…at least in my diary.
A few days ago I tried to sit down and write a diary entry but holding the pen for so long felt weird. I couldn’t get my hand to rest on the page at the right angle and my penmanship seemed much uglier than I remembered it being in my old diaries.
“I used to do this for hours,” I thought, and immediately reached down into the bowels of my desk to extract some of my early diaries. I think they go as far back as 2001 or something…and taper off in depth and length around the same time I started blogging. But here’s a sad story: I kept a diary starting back in elementary school. It all began with this rose-covered notebook my aunt gave all my girl cousins for Christmas one year, saying that keeping a diary was a good thing to do. Impressionable and obedient (to a point), I wrote in it, and bigger, thicker volumes all the way up until I was sixteen. Then suddenly some crazy nihilistic version of myself jumped out and said, “Dude, throw that crap away. It’s embarrassing.”
I did. I threw out all my diaries written before the age of sixteen which is why, if you ask me now, life and vivid memories kind of begin at sixteen because whatever came before that is about as clear as the bottom of a beer bottle. With beer. I didn’t acknowledge then the weakness of my memory and how the older I (and most people, actually) become, the more distant and fuzzy the past seems. Even those things you think you remember clearly, if you kept a diary and returned to the written record, they’d probably be a lot different from how you remembered it. More removed does not always equal more accurate.
Anyway, on Instagram people do this thing called #throwbackThursdays where they dig up old grainy photos of themselves or of their families so you get a taste of where they come from, how they were. I doubt I’ll remember even doing this next week never mind make it a weekly thing (though it’s not a bad idea…), but this particular entry I came across, written just four days after I turned 19, is one I found mildly amusing because I don’t remember ever feeling paranoid or writing about suicide, but that’s the gift of time.
May 13, 2005
Maybe my paranoia is creeping up again, maybe not. Last night I watched an old episode of CSI and one of the characters, upon finding a woman who had been buried alive, said, “It never ceases to amaze me what people do to each other.”

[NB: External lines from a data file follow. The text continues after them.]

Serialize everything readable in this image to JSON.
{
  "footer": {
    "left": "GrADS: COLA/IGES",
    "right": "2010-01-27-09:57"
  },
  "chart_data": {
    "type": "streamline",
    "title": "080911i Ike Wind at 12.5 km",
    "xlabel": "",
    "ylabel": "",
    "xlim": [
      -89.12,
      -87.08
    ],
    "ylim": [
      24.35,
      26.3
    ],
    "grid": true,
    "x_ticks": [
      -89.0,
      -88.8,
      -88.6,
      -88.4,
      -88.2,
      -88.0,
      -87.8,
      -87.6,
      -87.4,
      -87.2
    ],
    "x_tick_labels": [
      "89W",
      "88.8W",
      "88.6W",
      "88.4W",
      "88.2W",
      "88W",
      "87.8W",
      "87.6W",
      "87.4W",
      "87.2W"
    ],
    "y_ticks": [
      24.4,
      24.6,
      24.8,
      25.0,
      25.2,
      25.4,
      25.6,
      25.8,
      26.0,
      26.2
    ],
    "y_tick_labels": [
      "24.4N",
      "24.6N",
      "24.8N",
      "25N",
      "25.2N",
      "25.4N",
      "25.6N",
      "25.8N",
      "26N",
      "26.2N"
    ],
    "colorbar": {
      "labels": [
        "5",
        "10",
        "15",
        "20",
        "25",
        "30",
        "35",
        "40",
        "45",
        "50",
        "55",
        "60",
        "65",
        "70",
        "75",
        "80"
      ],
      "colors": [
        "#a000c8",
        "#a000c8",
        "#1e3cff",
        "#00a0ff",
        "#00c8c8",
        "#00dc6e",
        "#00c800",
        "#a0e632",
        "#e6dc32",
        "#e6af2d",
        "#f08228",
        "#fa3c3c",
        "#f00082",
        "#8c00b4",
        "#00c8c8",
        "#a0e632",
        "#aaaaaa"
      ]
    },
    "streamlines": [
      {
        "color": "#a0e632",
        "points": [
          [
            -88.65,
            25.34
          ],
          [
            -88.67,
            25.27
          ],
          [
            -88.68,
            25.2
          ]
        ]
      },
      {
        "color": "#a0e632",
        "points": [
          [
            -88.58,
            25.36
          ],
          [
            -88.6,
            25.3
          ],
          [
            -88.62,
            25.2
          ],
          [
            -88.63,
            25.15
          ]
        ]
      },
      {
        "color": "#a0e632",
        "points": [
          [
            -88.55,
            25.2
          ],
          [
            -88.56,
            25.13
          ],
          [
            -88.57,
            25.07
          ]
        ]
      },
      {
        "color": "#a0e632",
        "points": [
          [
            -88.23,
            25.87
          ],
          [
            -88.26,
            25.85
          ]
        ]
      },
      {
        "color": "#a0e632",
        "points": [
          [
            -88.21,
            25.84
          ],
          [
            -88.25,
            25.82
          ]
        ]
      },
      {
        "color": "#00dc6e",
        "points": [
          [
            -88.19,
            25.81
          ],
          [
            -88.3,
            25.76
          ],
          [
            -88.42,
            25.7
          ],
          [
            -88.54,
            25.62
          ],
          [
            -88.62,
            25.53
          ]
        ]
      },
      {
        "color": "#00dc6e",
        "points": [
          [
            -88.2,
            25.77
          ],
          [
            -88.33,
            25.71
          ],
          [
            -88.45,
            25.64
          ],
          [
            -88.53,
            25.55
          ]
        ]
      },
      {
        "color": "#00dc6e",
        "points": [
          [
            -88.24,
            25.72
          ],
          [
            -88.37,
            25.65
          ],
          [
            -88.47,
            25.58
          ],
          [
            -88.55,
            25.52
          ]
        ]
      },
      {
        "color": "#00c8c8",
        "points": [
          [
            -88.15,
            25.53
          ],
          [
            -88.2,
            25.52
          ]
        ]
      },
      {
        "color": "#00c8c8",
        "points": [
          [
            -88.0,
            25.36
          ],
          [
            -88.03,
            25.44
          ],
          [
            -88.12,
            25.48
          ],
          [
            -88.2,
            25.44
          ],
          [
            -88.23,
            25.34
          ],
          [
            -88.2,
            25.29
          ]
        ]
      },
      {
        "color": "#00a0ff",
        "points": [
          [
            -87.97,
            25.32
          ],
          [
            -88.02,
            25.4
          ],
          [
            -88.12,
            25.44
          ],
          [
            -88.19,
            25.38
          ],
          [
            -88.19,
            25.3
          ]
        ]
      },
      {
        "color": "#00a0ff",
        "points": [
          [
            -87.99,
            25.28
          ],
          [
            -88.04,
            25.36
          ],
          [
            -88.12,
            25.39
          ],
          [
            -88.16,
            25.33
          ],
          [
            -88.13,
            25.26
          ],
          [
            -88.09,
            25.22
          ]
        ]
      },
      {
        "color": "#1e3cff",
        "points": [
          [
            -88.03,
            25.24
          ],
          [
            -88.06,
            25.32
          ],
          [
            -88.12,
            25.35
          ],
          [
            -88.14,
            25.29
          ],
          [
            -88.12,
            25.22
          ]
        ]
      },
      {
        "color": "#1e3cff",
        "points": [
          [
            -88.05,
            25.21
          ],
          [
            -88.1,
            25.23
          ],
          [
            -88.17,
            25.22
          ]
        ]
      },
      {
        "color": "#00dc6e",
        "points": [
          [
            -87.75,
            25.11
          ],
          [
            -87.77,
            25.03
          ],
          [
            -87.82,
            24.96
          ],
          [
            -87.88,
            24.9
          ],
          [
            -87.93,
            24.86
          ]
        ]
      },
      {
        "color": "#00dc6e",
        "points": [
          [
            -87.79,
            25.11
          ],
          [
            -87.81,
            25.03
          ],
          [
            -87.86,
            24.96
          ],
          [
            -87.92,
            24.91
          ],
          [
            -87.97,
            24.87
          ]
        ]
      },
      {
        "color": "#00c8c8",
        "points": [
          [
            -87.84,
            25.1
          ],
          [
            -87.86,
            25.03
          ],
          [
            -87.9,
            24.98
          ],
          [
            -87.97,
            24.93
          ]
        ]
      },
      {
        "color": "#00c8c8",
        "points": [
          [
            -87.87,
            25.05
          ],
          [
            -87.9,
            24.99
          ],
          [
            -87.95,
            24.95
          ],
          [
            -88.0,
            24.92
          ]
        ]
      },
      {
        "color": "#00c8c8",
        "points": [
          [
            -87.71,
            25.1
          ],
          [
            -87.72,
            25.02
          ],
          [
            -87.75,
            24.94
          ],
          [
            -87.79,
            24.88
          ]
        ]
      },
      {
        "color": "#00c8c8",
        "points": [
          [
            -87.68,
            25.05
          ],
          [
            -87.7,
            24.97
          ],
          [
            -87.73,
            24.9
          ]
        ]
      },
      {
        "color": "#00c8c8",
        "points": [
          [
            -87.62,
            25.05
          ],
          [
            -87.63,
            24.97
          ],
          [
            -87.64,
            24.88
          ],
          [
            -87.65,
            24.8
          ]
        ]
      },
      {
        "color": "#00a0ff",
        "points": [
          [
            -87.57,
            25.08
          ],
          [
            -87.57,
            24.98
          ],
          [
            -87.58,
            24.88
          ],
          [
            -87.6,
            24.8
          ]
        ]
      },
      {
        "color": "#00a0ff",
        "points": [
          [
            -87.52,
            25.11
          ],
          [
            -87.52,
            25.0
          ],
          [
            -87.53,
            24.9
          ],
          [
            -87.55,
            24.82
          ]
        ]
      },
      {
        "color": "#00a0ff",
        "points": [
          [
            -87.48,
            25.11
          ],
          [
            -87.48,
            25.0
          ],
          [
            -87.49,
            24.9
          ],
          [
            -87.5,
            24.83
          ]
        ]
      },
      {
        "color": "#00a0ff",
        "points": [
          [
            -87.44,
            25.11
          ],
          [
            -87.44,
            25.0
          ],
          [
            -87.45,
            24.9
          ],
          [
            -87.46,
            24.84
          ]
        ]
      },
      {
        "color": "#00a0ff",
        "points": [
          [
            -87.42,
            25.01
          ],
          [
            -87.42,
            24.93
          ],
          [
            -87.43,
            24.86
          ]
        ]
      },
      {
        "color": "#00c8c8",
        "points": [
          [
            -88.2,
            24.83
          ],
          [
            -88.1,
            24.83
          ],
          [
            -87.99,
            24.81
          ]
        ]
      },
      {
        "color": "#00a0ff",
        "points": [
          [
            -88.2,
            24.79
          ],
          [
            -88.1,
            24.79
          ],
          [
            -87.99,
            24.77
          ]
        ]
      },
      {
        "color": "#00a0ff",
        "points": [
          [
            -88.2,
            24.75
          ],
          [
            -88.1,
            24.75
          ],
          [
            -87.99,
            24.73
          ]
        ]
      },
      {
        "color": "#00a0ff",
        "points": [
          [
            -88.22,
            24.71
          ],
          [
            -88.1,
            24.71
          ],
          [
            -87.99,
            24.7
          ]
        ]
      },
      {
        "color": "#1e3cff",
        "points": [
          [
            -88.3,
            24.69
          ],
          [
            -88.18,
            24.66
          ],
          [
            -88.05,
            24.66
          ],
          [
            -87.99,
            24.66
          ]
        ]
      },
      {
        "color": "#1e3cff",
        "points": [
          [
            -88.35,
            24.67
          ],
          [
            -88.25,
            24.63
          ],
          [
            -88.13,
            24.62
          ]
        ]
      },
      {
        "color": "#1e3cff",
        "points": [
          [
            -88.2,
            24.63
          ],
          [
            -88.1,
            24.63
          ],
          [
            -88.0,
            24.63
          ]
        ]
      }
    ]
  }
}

This morning I read an article about an investigator who was found shot dead in his home along with his children, wife and mother. The article stated the man had actually killed his family before taking his own life.
An author who was interviewed in the article stated that crimes like these are not about hate and revenge but about love. The man, so depressed and tormented by what he saw in the world thought it better to take his family with him than to leave them here.
Is that really selfish?
It depends, I guess.
Abstractly, people say, “My family is my life.” So in committing suicide, one must take all that is encompassed underneath LIFE…but every individual’s dictionary is different. Suicide is merely the ending of self. To take anything beyond that is homicide. It’s greedy and selfish.
This man was obviously ill, but as a society we have to wonder how a seemingly healthy mind and a warm heart could breed such thoughts that would lead to multiple deaths. The rub (I learned this in high school after reading “Hamlet” and used it ad nauseum in my own writing) is I think many members of society understand the man’s thinking, but no one is stupid enough to draw that sort of attention to themselves.
I watched CIF mixed finals yesterday, uncomfortably I might add. I never know what to say or how to act anymore. My life is becoming a series of awkward moments.
I met, or remet several old classmates and it just made me nervous. I kept smiling like an idiot.
Anyway, things got dull so I walked to the back where X was preparing to run on the treadmill, and struck up a conversation with him. I told him that I had received depression medication on my birthday and that I was debating whether to take it.
He told me he was on Effexor.
I can’t say I was surprised.
For the record, I did not take the antidepressants though I wish I wrote down too, what the hell I was reading at the time. Still a fan of CSI though.
One thought on “I Was an Emo 19 Year Old…”
this reminded me of two things. one was some article i read in the last year or so about how some study had just determined that the more we remember something, the less accurate the memory becomes. the inaccuracies that get mixed in along the way become facts with the next recalling, and in this way, many of our favorite memories are among our least accurate ones. i can't remember where i read that article anymore. in any case, keeping a journal seems like a good way to fact check yourself.